生活保護受給と年金の併給は?

「貰えます!」

現在生活保護を受けていても働けていた時代にきちんと国民年金・厚生年金を納めているのであれば、生活保護受給者も年金はいただけます。ただし、生活保護費の額は、国民年金の支給額を引いた金額しかいただけません。ですので、元々いただいている生活保護費と変わりません。結局のところ、年金も「収入として認定」されるので、多めにもらいたくてももらえないということです。

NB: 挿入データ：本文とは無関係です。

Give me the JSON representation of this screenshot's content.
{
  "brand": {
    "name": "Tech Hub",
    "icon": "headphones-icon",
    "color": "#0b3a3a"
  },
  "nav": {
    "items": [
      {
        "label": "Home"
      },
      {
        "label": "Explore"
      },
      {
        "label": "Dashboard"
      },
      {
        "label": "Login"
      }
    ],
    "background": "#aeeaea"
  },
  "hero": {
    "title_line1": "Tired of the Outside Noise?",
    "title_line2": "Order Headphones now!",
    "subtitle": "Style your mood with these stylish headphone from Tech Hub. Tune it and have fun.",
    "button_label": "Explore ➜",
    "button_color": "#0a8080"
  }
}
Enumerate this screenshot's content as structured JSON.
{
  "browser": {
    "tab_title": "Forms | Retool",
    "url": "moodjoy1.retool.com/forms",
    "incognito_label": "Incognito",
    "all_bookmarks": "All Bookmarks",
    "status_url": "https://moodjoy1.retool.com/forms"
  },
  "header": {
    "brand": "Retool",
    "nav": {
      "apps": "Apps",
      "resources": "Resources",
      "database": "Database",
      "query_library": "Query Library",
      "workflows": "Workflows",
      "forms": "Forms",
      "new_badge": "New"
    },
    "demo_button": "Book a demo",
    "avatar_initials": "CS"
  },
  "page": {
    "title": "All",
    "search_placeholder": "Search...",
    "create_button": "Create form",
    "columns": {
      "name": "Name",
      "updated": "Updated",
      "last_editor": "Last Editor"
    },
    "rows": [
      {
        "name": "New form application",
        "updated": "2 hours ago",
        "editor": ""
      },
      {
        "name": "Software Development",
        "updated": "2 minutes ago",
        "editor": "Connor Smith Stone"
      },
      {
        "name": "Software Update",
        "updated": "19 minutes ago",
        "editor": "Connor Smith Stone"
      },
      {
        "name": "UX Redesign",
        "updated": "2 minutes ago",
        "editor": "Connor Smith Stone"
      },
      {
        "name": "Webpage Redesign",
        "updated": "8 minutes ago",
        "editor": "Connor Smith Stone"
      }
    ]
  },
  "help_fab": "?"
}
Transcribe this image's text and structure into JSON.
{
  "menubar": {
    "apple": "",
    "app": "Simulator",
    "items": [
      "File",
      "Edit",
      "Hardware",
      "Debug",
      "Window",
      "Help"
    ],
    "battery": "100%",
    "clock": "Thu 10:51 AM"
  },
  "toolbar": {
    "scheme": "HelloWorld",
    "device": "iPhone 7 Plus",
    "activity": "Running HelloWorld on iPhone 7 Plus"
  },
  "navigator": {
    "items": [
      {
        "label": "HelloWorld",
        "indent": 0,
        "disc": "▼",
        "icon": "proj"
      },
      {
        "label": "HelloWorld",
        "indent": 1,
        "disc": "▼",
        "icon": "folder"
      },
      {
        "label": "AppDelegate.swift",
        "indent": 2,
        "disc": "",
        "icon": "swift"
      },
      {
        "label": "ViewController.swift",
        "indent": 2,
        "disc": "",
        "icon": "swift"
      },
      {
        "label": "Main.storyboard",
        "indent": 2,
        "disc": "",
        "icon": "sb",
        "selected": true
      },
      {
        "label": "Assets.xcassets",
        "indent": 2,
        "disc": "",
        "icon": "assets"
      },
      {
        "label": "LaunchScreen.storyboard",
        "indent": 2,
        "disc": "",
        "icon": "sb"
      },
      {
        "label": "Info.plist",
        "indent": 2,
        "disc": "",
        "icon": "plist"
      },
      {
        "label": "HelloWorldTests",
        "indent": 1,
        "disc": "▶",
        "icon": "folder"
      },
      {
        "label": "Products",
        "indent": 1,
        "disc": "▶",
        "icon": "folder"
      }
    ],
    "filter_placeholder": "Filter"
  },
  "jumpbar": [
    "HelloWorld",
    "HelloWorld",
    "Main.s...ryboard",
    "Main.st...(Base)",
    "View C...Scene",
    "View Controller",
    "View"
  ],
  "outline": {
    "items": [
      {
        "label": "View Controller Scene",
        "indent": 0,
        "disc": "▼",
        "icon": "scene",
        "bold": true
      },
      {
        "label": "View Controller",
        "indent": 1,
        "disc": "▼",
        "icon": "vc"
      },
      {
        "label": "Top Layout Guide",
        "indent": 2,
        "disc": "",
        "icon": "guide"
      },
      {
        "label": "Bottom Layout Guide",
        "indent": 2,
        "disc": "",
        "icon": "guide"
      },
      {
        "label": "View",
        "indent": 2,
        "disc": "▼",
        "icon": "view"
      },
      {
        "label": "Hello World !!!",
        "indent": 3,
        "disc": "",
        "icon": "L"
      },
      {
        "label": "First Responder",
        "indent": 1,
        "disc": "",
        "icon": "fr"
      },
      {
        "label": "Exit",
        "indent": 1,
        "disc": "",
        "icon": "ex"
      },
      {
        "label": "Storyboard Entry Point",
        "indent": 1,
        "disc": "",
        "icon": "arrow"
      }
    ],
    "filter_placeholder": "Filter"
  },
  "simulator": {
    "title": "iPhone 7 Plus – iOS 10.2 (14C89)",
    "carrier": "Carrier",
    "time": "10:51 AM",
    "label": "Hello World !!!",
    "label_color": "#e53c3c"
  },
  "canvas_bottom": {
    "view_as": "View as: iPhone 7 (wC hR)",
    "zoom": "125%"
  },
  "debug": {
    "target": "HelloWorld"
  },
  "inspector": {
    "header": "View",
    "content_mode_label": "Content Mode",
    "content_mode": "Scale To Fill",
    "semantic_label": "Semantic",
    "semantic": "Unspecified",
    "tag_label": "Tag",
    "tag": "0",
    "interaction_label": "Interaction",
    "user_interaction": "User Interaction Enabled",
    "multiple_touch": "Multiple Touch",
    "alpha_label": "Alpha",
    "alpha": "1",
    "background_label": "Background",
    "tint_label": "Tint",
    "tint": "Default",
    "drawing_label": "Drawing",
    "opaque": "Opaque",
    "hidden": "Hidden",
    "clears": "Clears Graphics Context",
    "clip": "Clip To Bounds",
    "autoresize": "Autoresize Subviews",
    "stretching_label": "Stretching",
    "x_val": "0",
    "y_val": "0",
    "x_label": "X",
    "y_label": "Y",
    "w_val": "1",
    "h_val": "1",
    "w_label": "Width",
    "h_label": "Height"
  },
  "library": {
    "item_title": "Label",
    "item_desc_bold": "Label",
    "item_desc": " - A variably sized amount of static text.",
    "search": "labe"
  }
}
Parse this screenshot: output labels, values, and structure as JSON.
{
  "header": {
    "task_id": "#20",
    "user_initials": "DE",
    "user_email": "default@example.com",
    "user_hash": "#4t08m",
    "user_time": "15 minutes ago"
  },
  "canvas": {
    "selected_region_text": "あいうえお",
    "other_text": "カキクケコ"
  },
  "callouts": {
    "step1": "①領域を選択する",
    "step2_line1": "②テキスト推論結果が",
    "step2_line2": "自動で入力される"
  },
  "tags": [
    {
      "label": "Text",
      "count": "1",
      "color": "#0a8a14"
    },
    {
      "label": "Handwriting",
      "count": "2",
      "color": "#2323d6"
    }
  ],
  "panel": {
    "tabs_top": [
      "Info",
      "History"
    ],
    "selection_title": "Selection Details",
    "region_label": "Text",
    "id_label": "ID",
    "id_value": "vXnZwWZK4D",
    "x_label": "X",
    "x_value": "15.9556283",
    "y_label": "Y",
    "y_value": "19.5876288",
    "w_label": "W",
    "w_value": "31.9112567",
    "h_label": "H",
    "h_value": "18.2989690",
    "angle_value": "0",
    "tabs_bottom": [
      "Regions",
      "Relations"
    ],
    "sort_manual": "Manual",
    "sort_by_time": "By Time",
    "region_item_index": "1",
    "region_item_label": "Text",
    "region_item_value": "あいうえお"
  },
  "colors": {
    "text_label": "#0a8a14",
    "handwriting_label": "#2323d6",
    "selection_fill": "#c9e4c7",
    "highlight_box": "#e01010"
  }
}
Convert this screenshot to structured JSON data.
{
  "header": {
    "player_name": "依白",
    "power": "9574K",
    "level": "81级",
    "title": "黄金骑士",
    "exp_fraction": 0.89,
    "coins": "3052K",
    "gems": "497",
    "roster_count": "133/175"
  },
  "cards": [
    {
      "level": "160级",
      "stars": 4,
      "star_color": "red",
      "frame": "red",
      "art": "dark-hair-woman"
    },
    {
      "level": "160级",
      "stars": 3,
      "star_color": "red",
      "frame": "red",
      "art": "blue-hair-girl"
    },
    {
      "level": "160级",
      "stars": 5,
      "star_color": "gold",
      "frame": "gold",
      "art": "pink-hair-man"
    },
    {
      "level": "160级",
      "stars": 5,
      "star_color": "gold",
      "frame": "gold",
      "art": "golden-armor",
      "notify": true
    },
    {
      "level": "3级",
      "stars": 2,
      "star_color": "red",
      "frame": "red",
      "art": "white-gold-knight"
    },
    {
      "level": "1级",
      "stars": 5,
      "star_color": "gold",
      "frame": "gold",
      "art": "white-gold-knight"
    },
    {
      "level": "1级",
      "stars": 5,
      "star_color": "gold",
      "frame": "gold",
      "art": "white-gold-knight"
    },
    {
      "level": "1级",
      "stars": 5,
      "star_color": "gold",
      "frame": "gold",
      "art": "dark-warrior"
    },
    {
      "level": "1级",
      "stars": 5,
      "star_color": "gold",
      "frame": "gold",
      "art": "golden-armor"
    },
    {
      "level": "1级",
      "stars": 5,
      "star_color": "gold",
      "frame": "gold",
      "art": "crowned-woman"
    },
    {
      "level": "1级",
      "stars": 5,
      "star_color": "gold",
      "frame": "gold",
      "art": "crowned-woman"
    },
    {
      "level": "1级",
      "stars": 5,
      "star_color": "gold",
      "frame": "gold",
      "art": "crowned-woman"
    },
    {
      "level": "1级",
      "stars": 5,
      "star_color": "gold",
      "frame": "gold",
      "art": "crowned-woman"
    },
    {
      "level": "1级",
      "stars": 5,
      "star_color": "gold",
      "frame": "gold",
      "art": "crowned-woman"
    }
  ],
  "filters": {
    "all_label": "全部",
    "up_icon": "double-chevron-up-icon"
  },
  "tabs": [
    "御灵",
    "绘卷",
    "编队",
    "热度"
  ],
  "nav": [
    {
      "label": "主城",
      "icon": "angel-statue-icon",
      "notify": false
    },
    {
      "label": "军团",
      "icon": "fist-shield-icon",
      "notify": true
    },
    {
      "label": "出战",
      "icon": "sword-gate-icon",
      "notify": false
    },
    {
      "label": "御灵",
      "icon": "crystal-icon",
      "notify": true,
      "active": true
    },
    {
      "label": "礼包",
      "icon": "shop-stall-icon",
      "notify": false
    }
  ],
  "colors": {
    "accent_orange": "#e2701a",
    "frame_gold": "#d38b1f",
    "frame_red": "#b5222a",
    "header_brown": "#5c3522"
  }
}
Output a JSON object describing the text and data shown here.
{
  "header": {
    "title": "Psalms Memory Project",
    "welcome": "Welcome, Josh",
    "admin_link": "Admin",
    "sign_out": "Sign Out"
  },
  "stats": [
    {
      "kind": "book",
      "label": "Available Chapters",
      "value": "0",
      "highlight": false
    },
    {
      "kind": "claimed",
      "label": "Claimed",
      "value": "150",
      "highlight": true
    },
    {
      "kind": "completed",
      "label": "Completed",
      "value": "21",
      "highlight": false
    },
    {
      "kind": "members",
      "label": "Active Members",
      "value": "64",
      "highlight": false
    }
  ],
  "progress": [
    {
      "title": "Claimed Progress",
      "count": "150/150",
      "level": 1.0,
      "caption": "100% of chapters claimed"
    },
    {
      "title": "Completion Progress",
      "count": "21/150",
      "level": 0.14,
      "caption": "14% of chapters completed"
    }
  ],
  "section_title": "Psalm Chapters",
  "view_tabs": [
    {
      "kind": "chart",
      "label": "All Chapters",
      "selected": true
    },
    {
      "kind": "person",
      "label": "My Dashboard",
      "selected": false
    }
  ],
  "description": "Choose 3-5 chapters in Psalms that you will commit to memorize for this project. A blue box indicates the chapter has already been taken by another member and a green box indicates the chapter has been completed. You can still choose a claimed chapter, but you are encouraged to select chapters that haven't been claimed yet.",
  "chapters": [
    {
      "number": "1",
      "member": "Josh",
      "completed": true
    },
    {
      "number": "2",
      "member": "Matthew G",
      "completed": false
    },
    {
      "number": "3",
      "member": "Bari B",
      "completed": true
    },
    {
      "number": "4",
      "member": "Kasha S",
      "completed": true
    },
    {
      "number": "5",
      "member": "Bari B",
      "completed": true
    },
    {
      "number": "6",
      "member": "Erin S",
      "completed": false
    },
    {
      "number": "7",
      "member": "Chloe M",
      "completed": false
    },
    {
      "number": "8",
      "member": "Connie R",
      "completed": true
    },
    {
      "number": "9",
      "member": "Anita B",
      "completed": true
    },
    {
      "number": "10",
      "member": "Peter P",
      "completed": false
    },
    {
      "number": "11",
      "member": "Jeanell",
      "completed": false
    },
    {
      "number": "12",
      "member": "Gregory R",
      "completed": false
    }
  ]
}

※1.国民年金・・・20歳から60歳まで途切れることなく国民年金を納めていれば、満額で受給することができます。
※2.厚生年金・・・所得によって異なるので一概に受給額を言うことはできませんが、平均額としては約14.7万円程度です。

生活保護のほうが得?

こういった話が出ると、「40年間近く国民年金を納めているのに、生活保護者のもらう金額とあまり変わらないじゃないか!」と、声を荒らげる方もいらっしゃるかもしれませんがどうでしょう?生活保護者の思うところを少しだけピックアップしてみました。

肩身が狭いと感じる人が多い
タダでお金を貰って生活できるのであれば、確かに働くのは馬鹿馬鹿しいとも言えます。しかし、病気や怪我をしてやむを得ず生活保護を受給している身分だと、肩身の狭い思いは拭えません。病になったり大怪我して働けなくなるよりは、普通に暮らしているほうがマシだと思います。

管理されている
いつも監視・管理されている訳ではありませんが、福祉事務所から家庭訪問を始め色々と詮索されます。国の税金で生活しているので当然と言えば当然ですが、お金の遣い方から生活環境、生活態度など様々なことを注意されたりします。また、ちょっと贅沢な暮らしをしていると、不正受給を疑われることもあります。

お金を好き勝手には遣えない

海外旅行でなく国内旅行でも「贅沢」と言われます。旅行に行くのは権利として認められてはいますが、税金でレジャーをするので場合によってはケースワーカーに止められることも(止める権利は無いのですが)。また、貯金も許される範囲までしかできません。基本的には車の所持も認められていません。バイクも125cc以下まで・・・というように、お金をいただいてもそれほど自由ではありません。

他にも色々とあると思いますが、とりあえずはこんな感じでしょうか?生活保護というのは国民の権利として認められているので、別に悪いことではありません。働けない状態になってしまったのはやむを得ないことなので、その期間に権利を使わせていただいても恥じることはないでしょう。